Przed użyciem, rilettes należy potrzymać kilkanaście minut w pokojowej temperaturze by było lepiej smarowne.
składniki:
– 600 g łopatki wieprzowej
– 300 g białego surowego boczku
– 15 g zwykłego smalcu
– 2 cebule
– 4 ząbki czosnku
– szklanka białego, wytrawnego lub półwytrawnego wina lub wody
– płaska łyżeczka soli, 1/2 łyżeczki cukru, 3 kulki ziela angielskiego, 3 ziarenka pieprzu, trzy goździki, 3 ziarenka jałowca, pół łyżeczki tymianku, kilka igieł rozmarynu
Mięso i boczek pokroić w grubą kostkę. Przełożyć do rondla, dodać smalec, pokrojone na połówki cebule, smalec i całe, obrane ząbki czosnku. Przyprawy zawinąć w gazę i zawiązać sznurkiem, można tez je włożyć do metalowej kulki od zaparzania herbaty. Chodzi o to, by łatwo było je wyjąć. Wszystko posypać solą i cukrem. Zalać wszystko wodą do przykrycia mięsa. Zagotować, zmniejszyć ogień i wszytko dusić pod przykryciem na najmniejszym ogniu ok. 2 godziny.
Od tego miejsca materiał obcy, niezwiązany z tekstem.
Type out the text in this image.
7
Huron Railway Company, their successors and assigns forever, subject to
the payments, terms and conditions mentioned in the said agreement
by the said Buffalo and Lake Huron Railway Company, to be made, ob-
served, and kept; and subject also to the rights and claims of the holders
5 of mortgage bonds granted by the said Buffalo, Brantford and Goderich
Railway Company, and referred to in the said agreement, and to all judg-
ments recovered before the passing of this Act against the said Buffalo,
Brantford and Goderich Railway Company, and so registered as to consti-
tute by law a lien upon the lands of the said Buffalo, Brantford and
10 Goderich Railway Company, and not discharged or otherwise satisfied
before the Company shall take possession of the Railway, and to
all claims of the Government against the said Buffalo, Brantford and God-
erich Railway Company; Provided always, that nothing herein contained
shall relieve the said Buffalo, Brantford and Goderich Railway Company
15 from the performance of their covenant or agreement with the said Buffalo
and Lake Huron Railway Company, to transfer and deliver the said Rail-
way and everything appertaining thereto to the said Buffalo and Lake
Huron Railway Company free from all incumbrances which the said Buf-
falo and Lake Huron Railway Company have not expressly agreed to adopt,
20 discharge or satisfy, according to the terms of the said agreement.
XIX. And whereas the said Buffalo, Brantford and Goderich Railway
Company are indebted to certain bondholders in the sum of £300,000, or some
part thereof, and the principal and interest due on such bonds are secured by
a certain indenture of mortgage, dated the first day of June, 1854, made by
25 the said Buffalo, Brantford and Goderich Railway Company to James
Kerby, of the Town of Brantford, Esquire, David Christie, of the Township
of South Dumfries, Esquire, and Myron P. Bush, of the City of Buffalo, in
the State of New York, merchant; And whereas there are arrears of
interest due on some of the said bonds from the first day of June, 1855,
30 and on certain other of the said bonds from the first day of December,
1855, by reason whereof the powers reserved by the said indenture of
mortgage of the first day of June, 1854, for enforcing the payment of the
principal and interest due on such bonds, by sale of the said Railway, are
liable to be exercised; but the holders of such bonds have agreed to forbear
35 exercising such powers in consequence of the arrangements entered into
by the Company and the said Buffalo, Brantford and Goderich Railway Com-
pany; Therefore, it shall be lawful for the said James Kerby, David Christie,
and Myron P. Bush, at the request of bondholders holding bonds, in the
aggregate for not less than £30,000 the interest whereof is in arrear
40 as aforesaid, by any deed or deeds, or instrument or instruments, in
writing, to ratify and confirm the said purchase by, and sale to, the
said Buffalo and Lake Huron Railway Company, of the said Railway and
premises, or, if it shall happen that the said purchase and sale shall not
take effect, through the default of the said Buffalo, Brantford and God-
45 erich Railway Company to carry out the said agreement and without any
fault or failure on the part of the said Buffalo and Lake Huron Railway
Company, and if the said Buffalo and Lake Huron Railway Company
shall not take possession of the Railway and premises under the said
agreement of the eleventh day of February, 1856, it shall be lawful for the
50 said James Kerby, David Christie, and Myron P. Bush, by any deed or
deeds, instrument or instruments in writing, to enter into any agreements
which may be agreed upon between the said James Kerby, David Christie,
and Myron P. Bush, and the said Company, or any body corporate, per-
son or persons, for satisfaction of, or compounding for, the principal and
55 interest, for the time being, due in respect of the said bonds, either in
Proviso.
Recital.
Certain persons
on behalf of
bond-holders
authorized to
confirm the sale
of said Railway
Usunąć przyprawy, zalać wszystko winem i gotować jeszcze ok. 1,5 do dwóch godzin, aż mięso będzie bardzo, bardzo miękkie. Gdyby płynu pozostawało dużo, trzeba go odparować bez przykrycia, az zostanie mięso i tłuszcz.
Mięso porozrywać widelcem na włókna, wymieszać z tłuszczem i przekładać do słoików. Przechowywać w lodówce.
Mówię Wam – niebo na talerzu 🙂
moje smaki 🙂
Oho, chyba muszę przygotować słoiczki 🙂
Mam jeszcze pytanie – czy biały surowy boczek, to słonina?
Nie, ma na sobie więcej mięsa i dużo tłuszczu, prawie jak słonina. Taki jak do zwijania w rolady np tu – http://niebonatalerzu.blogspot.com/2014/03/biay-boczek-pieczony-rozpywajacy-sie-w.html
Dzięki 🙂
Mmmm, ryjeta, trzeba zrobić. Ja w wolnowarze 🙂
Witam, zdaję sobie sprawę , że minęło sporo czasu od publikacji przepisu i zamieszczenia Pani komentarza. Mam cichą nadzieję, że mimo to ktoś odpisze;) Jak dostosować przepis, żeby użyć wolnowaru? Wypróbowała Pani tą opcję? Chodzi mi o ustawienie ‘low’ lub ‘high’ i czas gotowania. Pozdrawiam, Ewa
Niestety nie mam wolnowaru i doświadczeń z nim. Trzeba spróbować i doświadczalnie odkryć:) Dałabym na pierwszy rzut dłużej i “high”.
Must have koniecznie:)
Świetny pomysł,muszę to zrobić!
A co z cebulą i czosnkiem ? Wyrzucamy ?
Ja wyrzucam łupiny. Albo całość,jak rozleciana. Niektórzy wyrzucają całość.
Witam. Uwielbiam Twoje przepisy. Robiłam kilka razy to samrowidło ale trochę przerobiłam przepis tj. zamiast łopatki daję karkówkę i wydaje mi się lepsze.
super!
Ciekawa jestem jak długo można przechowywać takie słoiczki w lodówce?
7 dni, czasem dłużej.
No cóż, chyba coś źle zrobiłem bo nie smakował jak na festynach, zamiast białe wytrawne dodałem czerwone wino i pół cebuli, 40dkg boczku i 20 dkg łopatki, a reszte jak w przepisie tylko w mniejszej ilości do wsadu 60 dkg. No cóż nie moje klimaty!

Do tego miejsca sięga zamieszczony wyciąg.